This repository represents a rewrite of the Preventable Deaths Scraper in javascript. This rewrite focuses on the explainability of the scraper (all code is documented), the speed of the scraper (we use async code to scrape whilst fetching) and the ability to run the scraper on a server (using node.js).
We also provide a custom wordpress gutenberg plugin to be used alongside the scraped data. This takes the form of a custom block that renders a Heatmap over coroner areas, as defined on the coroner’s society.
To install the scraper, you will need to have node.js installed. Once you have node.js installed, you can install the scraper by running the following command in the root directory of this repository:
npm install
The scraper can then be run by running the following command in the root directory of this repository:
npm run fetch
This will then save the scraped data to src/data/reports.csv
.
We've attempted to fully automate the scraping process, but there are some things that we can't automate. These include:
- Severe typos in some fields (i.e.
/0206/2023
is given as a date) - Transpositions of fields (i.e. a
name
being replaced with aref
number) - Ambiguity in destinations (i.e. is
University Hospitals of Derby and Burton NHS FT
one destination or two?)
In these cases, we keep json
files recording manual corrections for these in the src/correct/manual_replace
directory.
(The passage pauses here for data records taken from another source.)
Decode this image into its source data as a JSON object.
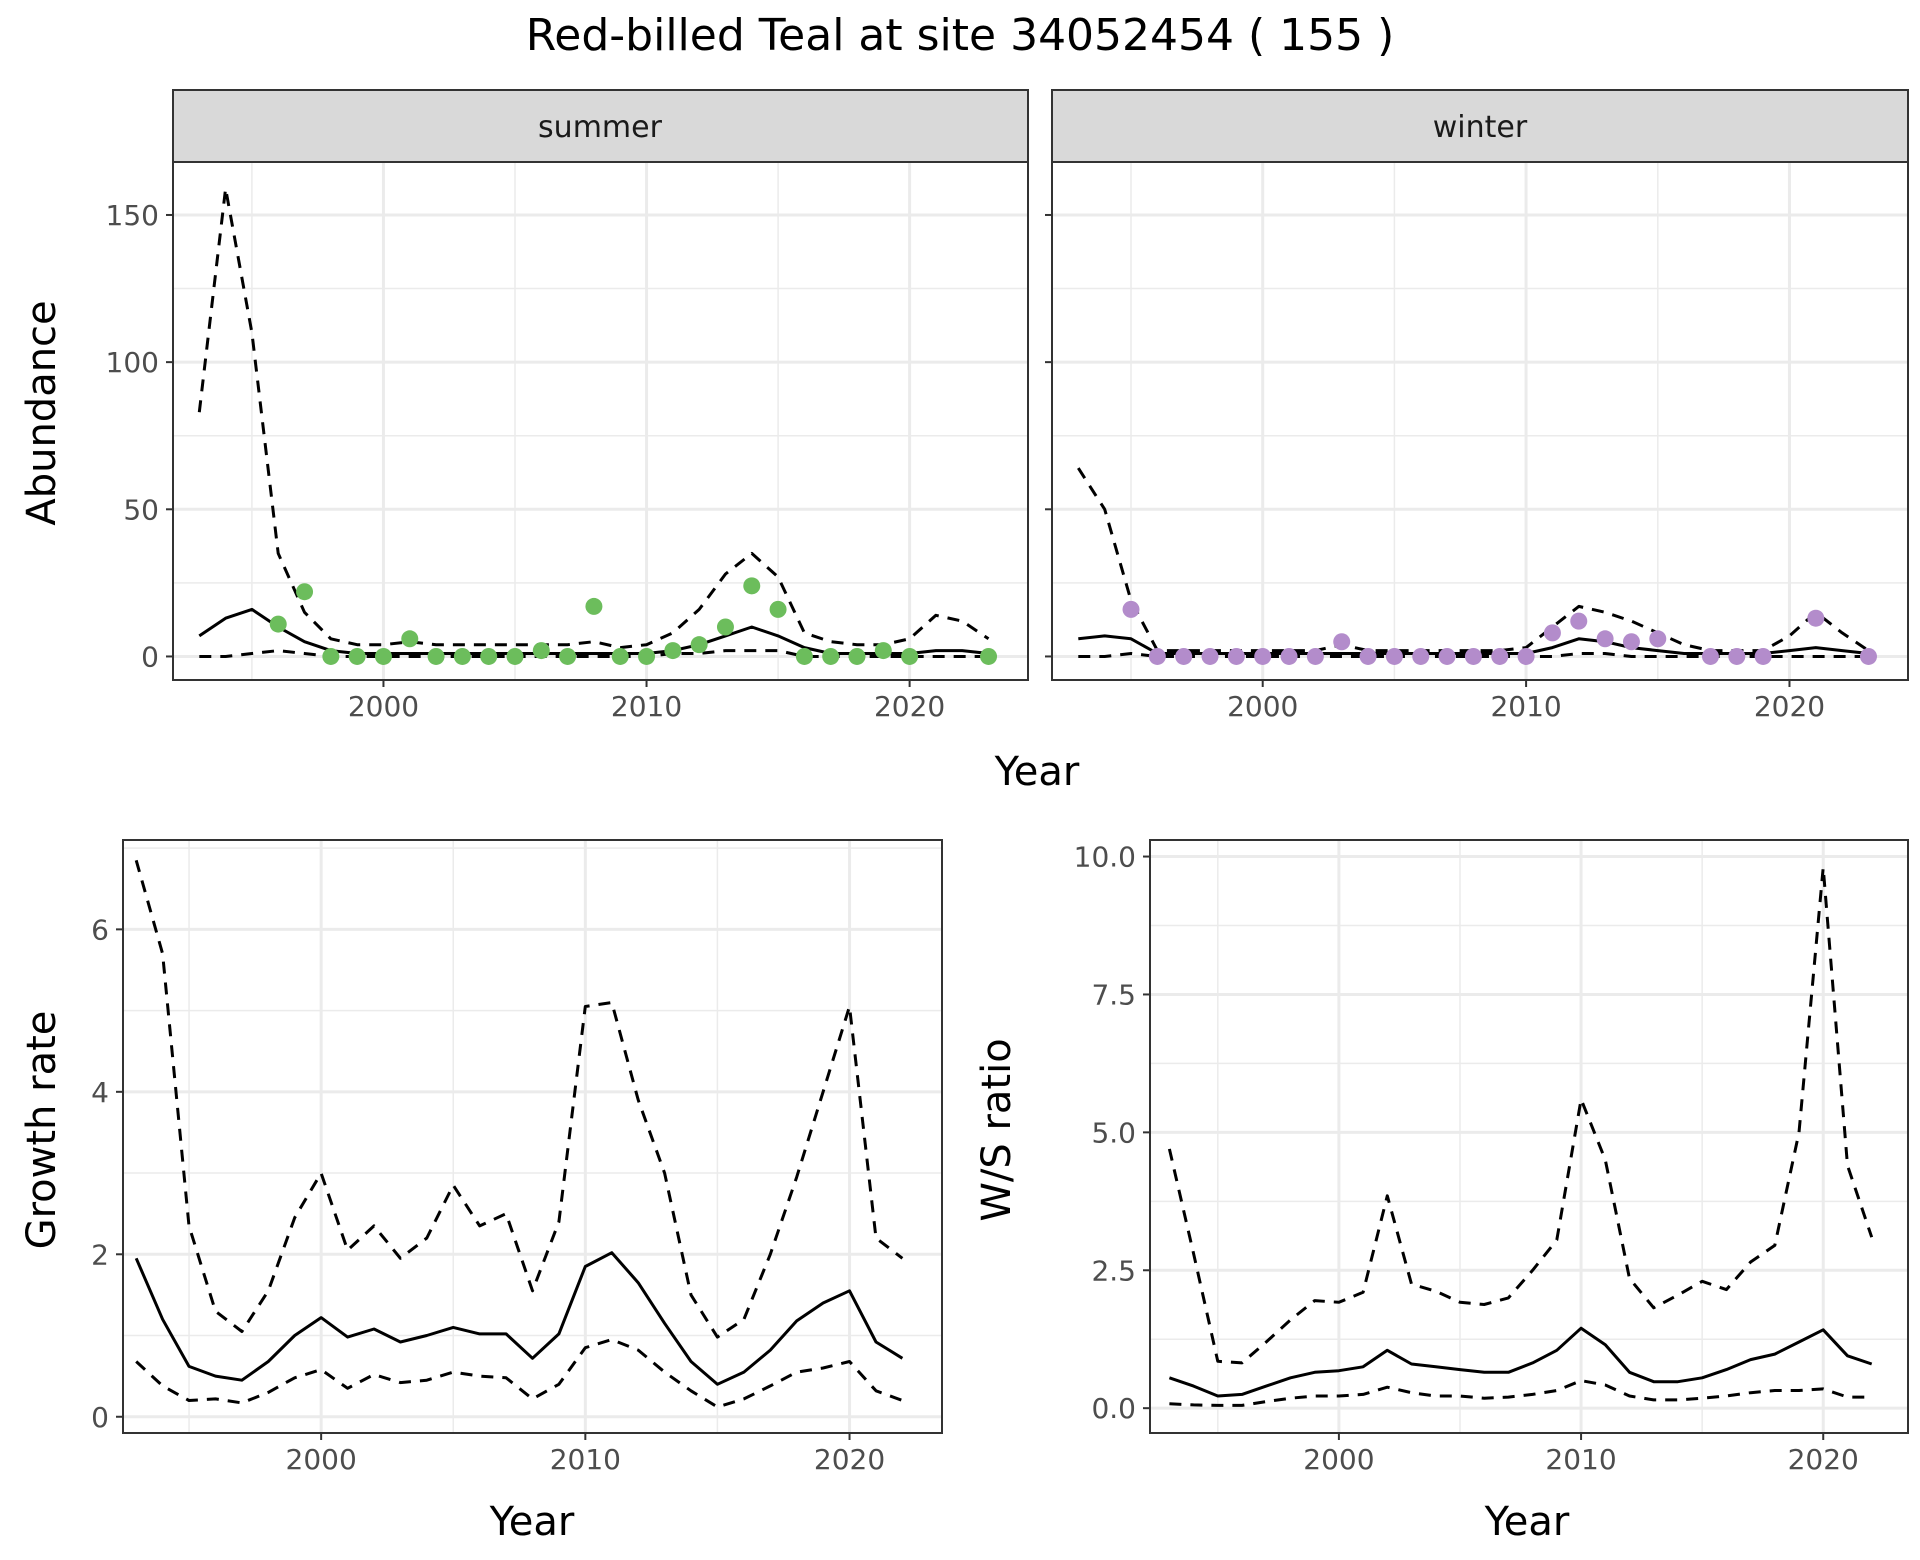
{
  "title": "Red-billed Teal at site 34052454 ( 155 )",
  "colors": {
    "summer_points": "#6cbd5c",
    "winter_points": "#b38ccb",
    "line": "#000000",
    "grid": "#ebebeb"
  },
  "chart_data": [
    {
      "type": "line",
      "facet": "summer",
      "xlabel": "Year",
      "ylabel": "Abundance",
      "xlim": [
        1992,
        2024.5
      ],
      "ylim": [
        -8,
        168
      ],
      "xticks": [
        2000,
        2010,
        2020
      ],
      "yticks": [
        0,
        50,
        100,
        150
      ],
      "grid": true,
      "series": [
        {
          "style": "solid",
          "x": [
            1993,
            1994,
            1995,
            1996,
            1997,
            1998,
            1999,
            2000,
            2001,
            2002,
            2003,
            2004,
            2005,
            2006,
            2007,
            2008,
            2009,
            2010,
            2011,
            2012,
            2013,
            2014,
            2015,
            2016,
            2017,
            2018,
            2019,
            2020,
            2021,
            2022,
            2023
          ],
          "values": [
            7,
            13,
            16,
            10,
            5,
            2,
            1,
            1,
            1,
            1,
            1,
            1,
            1,
            1,
            1,
            1,
            1,
            1,
            2,
            4,
            7,
            10,
            7,
            3,
            1,
            1,
            1,
            1,
            2,
            2,
            1
          ]
        },
        {
          "style": "dashed",
          "x": [
            1993,
            1994,
            1995,
            1996,
            1997,
            1998,
            1999,
            2000,
            2001,
            2002,
            2003,
            2004,
            2005,
            2006,
            2007,
            2008,
            2009,
            2010,
            2011,
            2012,
            2013,
            2014,
            2015,
            2016,
            2017,
            2018,
            2019,
            2020,
            2021,
            2022,
            2023
          ],
          "values": [
            83,
            159,
            110,
            35,
            15,
            6,
            4,
            4,
            5,
            4,
            4,
            4,
            4,
            4,
            4,
            5,
            3,
            4,
            8,
            16,
            28,
            35,
            27,
            8,
            5,
            4,
            4,
            6,
            14,
            12,
            6
          ]
        },
        {
          "style": "dashed",
          "x": [
            1993,
            1994,
            1995,
            1996,
            1997,
            1998,
            1999,
            2000,
            2001,
            2002,
            2003,
            2004,
            2005,
            2006,
            2007,
            2008,
            2009,
            2010,
            2011,
            2012,
            2013,
            2014,
            2015,
            2016,
            2017,
            2018,
            2019,
            2020,
            2021,
            2022,
            2023
          ],
          "values": [
            0,
            0,
            1,
            2,
            1,
            0,
            0,
            0,
            0,
            0,
            0,
            0,
            0,
            0,
            0,
            0,
            0,
            0,
            1,
            1,
            2,
            2,
            2,
            0,
            0,
            0,
            0,
            0,
            0,
            0,
            0
          ]
        },
        {
          "style": "points",
          "x": [
            1996,
            1997,
            1998,
            1999,
            2000,
            2001,
            2002,
            2003,
            2004,
            2005,
            2006,
            2007,
            2008,
            2009,
            2010,
            2011,
            2012,
            2013,
            2014,
            2015,
            2016,
            2017,
            2018,
            2019,
            2020,
            2023
          ],
          "values": [
            11,
            22,
            0,
            0,
            0,
            6,
            0,
            0,
            0,
            0,
            2,
            0,
            17,
            0,
            0,
            2,
            4,
            10,
            24,
            16,
            0,
            0,
            0,
            2,
            0,
            0
          ]
        }
      ]
    },
    {
      "type": "line",
      "facet": "winter",
      "xlabel": "Year",
      "ylabel": "Abundance",
      "xlim": [
        1992,
        2024.5
      ],
      "ylim": [
        -8,
        168
      ],
      "xticks": [
        2000,
        2010,
        2020
      ],
      "yticks": [
        0,
        50,
        100,
        150
      ],
      "grid": true,
      "series": [
        {
          "style": "solid",
          "x": [
            1993,
            1994,
            1995,
            1996,
            1997,
            1998,
            1999,
            2000,
            2001,
            2002,
            2003,
            2004,
            2005,
            2006,
            2007,
            2008,
            2009,
            2010,
            2011,
            2012,
            2013,
            2014,
            2015,
            2016,
            2017,
            2018,
            2019,
            2020,
            2021,
            2022,
            2023
          ],
          "values": [
            6,
            7,
            6,
            1,
            1,
            1,
            1,
            1,
            1,
            1,
            1,
            1,
            1,
            1,
            1,
            1,
            1,
            1,
            3,
            6,
            5,
            3,
            2,
            1,
            1,
            1,
            1,
            2,
            3,
            2,
            1
          ]
        },
        {
          "style": "dashed",
          "x": [
            1993,
            1994,
            1995,
            1996,
            1997,
            1998,
            1999,
            2000,
            2001,
            2002,
            2003,
            2004,
            2005,
            2006,
            2007,
            2008,
            2009,
            2010,
            2011,
            2012,
            2013,
            2014,
            2015,
            2016,
            2017,
            2018,
            2019,
            2020,
            2021,
            2022,
            2023
          ],
          "values": [
            64,
            50,
            19,
            2,
            2,
            2,
            2,
            2,
            2,
            2,
            4,
            2,
            2,
            2,
            2,
            2,
            2,
            3,
            10,
            17,
            15,
            12,
            8,
            4,
            2,
            2,
            2,
            7,
            15,
            8,
            2
          ]
        },
        {
          "style": "dashed",
          "x": [
            1993,
            1994,
            1995,
            1996,
            1997,
            1998,
            1999,
            2000,
            2001,
            2002,
            2003,
            2004,
            2005,
            2006,
            2007,
            2008,
            2009,
            2010,
            2011,
            2012,
            2013,
            2014,
            2015,
            2016,
            2017,
            2018,
            2019,
            2020,
            2021,
            2022,
            2023
          ],
          "values": [
            0,
            0,
            1,
            0,
            0,
            0,
            0,
            0,
            0,
            0,
            0,
            0,
            0,
            0,
            0,
            0,
            0,
            0,
            0,
            1,
            1,
            0,
            0,
            0,
            0,
            0,
            0,
            0,
            0,
            0,
            0
          ]
        },
        {
          "style": "points",
          "x": [
            1995,
            1996,
            1997,
            1998,
            1999,
            2000,
            2001,
            2002,
            2003,
            2004,
            2005,
            2006,
            2007,
            2008,
            2009,
            2010,
            2011,
            2012,
            2013,
            2014,
            2015,
            2017,
            2018,
            2019,
            2021,
            2023
          ],
          "values": [
            16,
            0,
            0,
            0,
            0,
            0,
            0,
            0,
            5,
            0,
            0,
            0,
            0,
            0,
            0,
            0,
            8,
            12,
            6,
            5,
            6,
            0,
            0,
            0,
            13,
            0
          ]
        }
      ]
    },
    {
      "type": "line",
      "xlabel": "Year",
      "ylabel": "Growth rate",
      "xlim": [
        1992.5,
        2023.5
      ],
      "ylim": [
        -0.2,
        7.1
      ],
      "xticks": [
        2000,
        2010,
        2020
      ],
      "yticks": [
        0,
        2,
        4,
        6
      ],
      "grid": true,
      "series": [
        {
          "style": "solid",
          "x": [
            1993,
            1994,
            1995,
            1996,
            1997,
            1998,
            1999,
            2000,
            2001,
            2002,
            2003,
            2004,
            2005,
            2006,
            2007,
            2008,
            2009,
            2010,
            2011,
            2012,
            2013,
            2014,
            2015,
            2016,
            2017,
            2018,
            2019,
            2020,
            2021,
            2022
          ],
          "values": [
            1.95,
            1.2,
            0.62,
            0.5,
            0.45,
            0.68,
            1,
            1.22,
            0.98,
            1.08,
            0.92,
            1,
            1.1,
            1.02,
            1.02,
            0.72,
            1.02,
            1.85,
            2.02,
            1.65,
            1.15,
            0.68,
            0.4,
            0.55,
            0.82,
            1.18,
            1.4,
            1.55,
            0.92,
            0.72
          ]
        },
        {
          "style": "dashed",
          "x": [
            1993,
            1994,
            1995,
            1996,
            1997,
            1998,
            1999,
            2000,
            2001,
            2002,
            2003,
            2004,
            2005,
            2006,
            2007,
            2008,
            2009,
            2010,
            2011,
            2012,
            2013,
            2014,
            2015,
            2016,
            2017,
            2018,
            2019,
            2020,
            2021,
            2022
          ],
          "values": [
            6.85,
            5.7,
            2.35,
            1.3,
            1.05,
            1.55,
            2.45,
            3,
            2.05,
            2.35,
            1.95,
            2.2,
            2.85,
            2.35,
            2.5,
            1.55,
            2.4,
            5.05,
            5.1,
            3.9,
            3,
            1.5,
            0.98,
            1.2,
            2,
            2.95,
            4,
            5.05,
            2.2,
            1.95
          ]
        },
        {
          "style": "dashed",
          "x": [
            1993,
            1994,
            1995,
            1996,
            1997,
            1998,
            1999,
            2000,
            2001,
            2002,
            2003,
            2004,
            2005,
            2006,
            2007,
            2008,
            2009,
            2010,
            2011,
            2012,
            2013,
            2014,
            2015,
            2016,
            2017,
            2018,
            2019,
            2020,
            2021,
            2022
          ],
          "values": [
            0.68,
            0.38,
            0.2,
            0.22,
            0.17,
            0.3,
            0.48,
            0.58,
            0.35,
            0.52,
            0.42,
            0.45,
            0.55,
            0.5,
            0.48,
            0.22,
            0.4,
            0.85,
            0.95,
            0.82,
            0.55,
            0.32,
            0.12,
            0.22,
            0.38,
            0.55,
            0.6,
            0.68,
            0.32,
            0.2
          ]
        }
      ]
    },
    {
      "type": "line",
      "xlabel": "Year",
      "ylabel": "W/S ratio",
      "xlim": [
        1992.2,
        2023.5
      ],
      "ylim": [
        -0.45,
        10.3
      ],
      "xticks": [
        2000,
        2010,
        2020
      ],
      "yticks": [
        0.0,
        2.5,
        5.0,
        7.5,
        10.0
      ],
      "ytick_labels": [
        "0.0",
        "2.5",
        "5.0",
        "7.5",
        "10.0"
      ],
      "grid": true,
      "series": [
        {
          "style": "solid",
          "x": [
            1993,
            1994,
            1995,
            1996,
            1997,
            1998,
            1999,
            2000,
            2001,
            2002,
            2003,
            2004,
            2005,
            2006,
            2007,
            2008,
            2009,
            2010,
            2011,
            2012,
            2013,
            2014,
            2015,
            2016,
            2017,
            2018,
            2019,
            2020,
            2021,
            2022
          ],
          "values": [
            0.55,
            0.4,
            0.22,
            0.25,
            0.4,
            0.55,
            0.65,
            0.68,
            0.75,
            1.05,
            0.8,
            0.75,
            0.7,
            0.65,
            0.65,
            0.82,
            1.05,
            1.45,
            1.15,
            0.65,
            0.48,
            0.48,
            0.55,
            0.7,
            0.88,
            0.98,
            1.2,
            1.42,
            0.95,
            0.8
          ]
        },
        {
          "style": "dashed",
          "x": [
            1993,
            1994,
            1995,
            1996,
            1997,
            1998,
            1999,
            2000,
            2001,
            2002,
            2003,
            2004,
            2005,
            2006,
            2007,
            2008,
            2009,
            2010,
            2011,
            2012,
            2013,
            2014,
            2015,
            2016,
            2017,
            2018,
            2019,
            2020,
            2021,
            2022
          ],
          "values": [
            4.7,
            2.8,
            0.85,
            0.82,
            1.2,
            1.6,
            1.95,
            1.92,
            2.1,
            3.85,
            2.25,
            2.12,
            1.92,
            1.88,
            2,
            2.5,
            3.05,
            5.6,
            4.5,
            2.35,
            1.82,
            2.05,
            2.3,
            2.15,
            2.65,
            2.95,
            5,
            9.8,
            4.4,
            3.1
          ]
        },
        {
          "style": "dashed",
          "x": [
            1993,
            1994,
            1995,
            1996,
            1997,
            1998,
            1999,
            2000,
            2001,
            2002,
            2003,
            2004,
            2005,
            2006,
            2007,
            2008,
            2009,
            2010,
            2011,
            2012,
            2013,
            2014,
            2015,
            2016,
            2017,
            2018,
            2019,
            2020,
            2021,
            2022
          ],
          "values": [
            0.08,
            0.06,
            0.05,
            0.05,
            0.12,
            0.18,
            0.22,
            0.22,
            0.25,
            0.38,
            0.28,
            0.22,
            0.22,
            0.18,
            0.2,
            0.25,
            0.32,
            0.5,
            0.42,
            0.22,
            0.15,
            0.15,
            0.18,
            0.22,
            0.28,
            0.32,
            0.32,
            0.35,
            0.2,
            0.2
          ]
        }
      ]
    }
  ]
}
These need to be updated every now and then to ensure that the scraper maintains its accuracy.
In order to update these corrections, you'll first need to install node.js and run the following command in the root directory of this repository:
npm install
Then manual corrections for all fields can be added by running the following command in the root directory of this repository:
npm run correct:update all
This will open up an interactive prompt for each failed parse, allowing you to correct, skip or mark the field entry as uncorrectable. Other options for updating individual columns' corrections are available by running npm run correct:update -- --help
.
All analyses are written in python and require python 3.8 or above. You'll also need to have pip installed.
To install the dependencies for the year count analysis, you can run the following command in the root directory of this repository:
pip install -r src/analyse/aggregation/requirements.txt
The year count analysis can then be run by running the following command in the root directory of this repository:
python src/analyse/aggregation/year-counts.py
This will save the number of reports per year to src/data/year-counts.csv
, in the following format:
year | count |
---|---|
2013 | 173 |
2014 | 559 |
2015 | 490 |
... | ... |
A shortcut to run the analysis is defined in the package.json
file and can be run as so:
npm run analyse:year-counts
To install the dependencies for the medical cause analysis, you can run the following command in the root directory of this repository:
pip install -r src/analyse/natural-language/requirements.txt
The cause analysis can then be run by running the following command in the root directory of this repository:
python src/analyse/natural-language/cause-tags.py
This will save the analysis to src/data/medical-cause-reports.csv
with an additional column tags
which contains the predicted causes of death for each report (this column may be blank when prediction fails).
The annotated reports look like this:
ref | date | area | ... | tags |
---|---|---|---|---|
2023-0168 | 22/05/2023 | Avon | ... | [('cerebrovascular accident/event/haemorrhage', 0.434), ...] |
2023-0166 | 19/05/2023 | Warwickshire | ... | nan |
2023-0074 | 27/02/2023 | Essex | ... | [('spontaneous subarachnoid haemorrhage', 0.513), ...] |
2023-0073 | 28/02/2023 | Somerset | ... | nan |
2023-0071 | 23/02/2023 | Suffolk | ... | [('biventricular failure', 0.380), ...] |
A shortcut to run the analysis is defined in the package.json
file and can be run as so:
npm run analyse:label-medical
The wordpress plugins are written using the Project Gutenberg block editor. To install the plugins, you'll need to have node.js installed. Once you have node.js installed, you can install the plugins by running the following command in either of the plugins' project directories:
npm install -g @wordpress/env
npm install
You can then run the development server and build the plugin as so:
wp-env start
npm run start
There are 6 main directories in the src
directory:
analyse
: Analysis of the scraped data (mostly in python).correct
: Correcting/cleaning the scraped data.data
: The raw report data.fetch
: Fetching/scraping the report data.parse
: Parsing the scraped data (i.e. html -> csv).write
: Writing to both thereports.csv
file and the log file.
The plugins
directory contains wordpress plugins to be used with the report CSVs produced by the scraper (these are probably only interesting if you're interested in data vis/wordpress plugins).
All javascript code for is documented with JSDoc and all python code is written in an interactive python file (you should hopefully be able to run this like a jupyter notebook).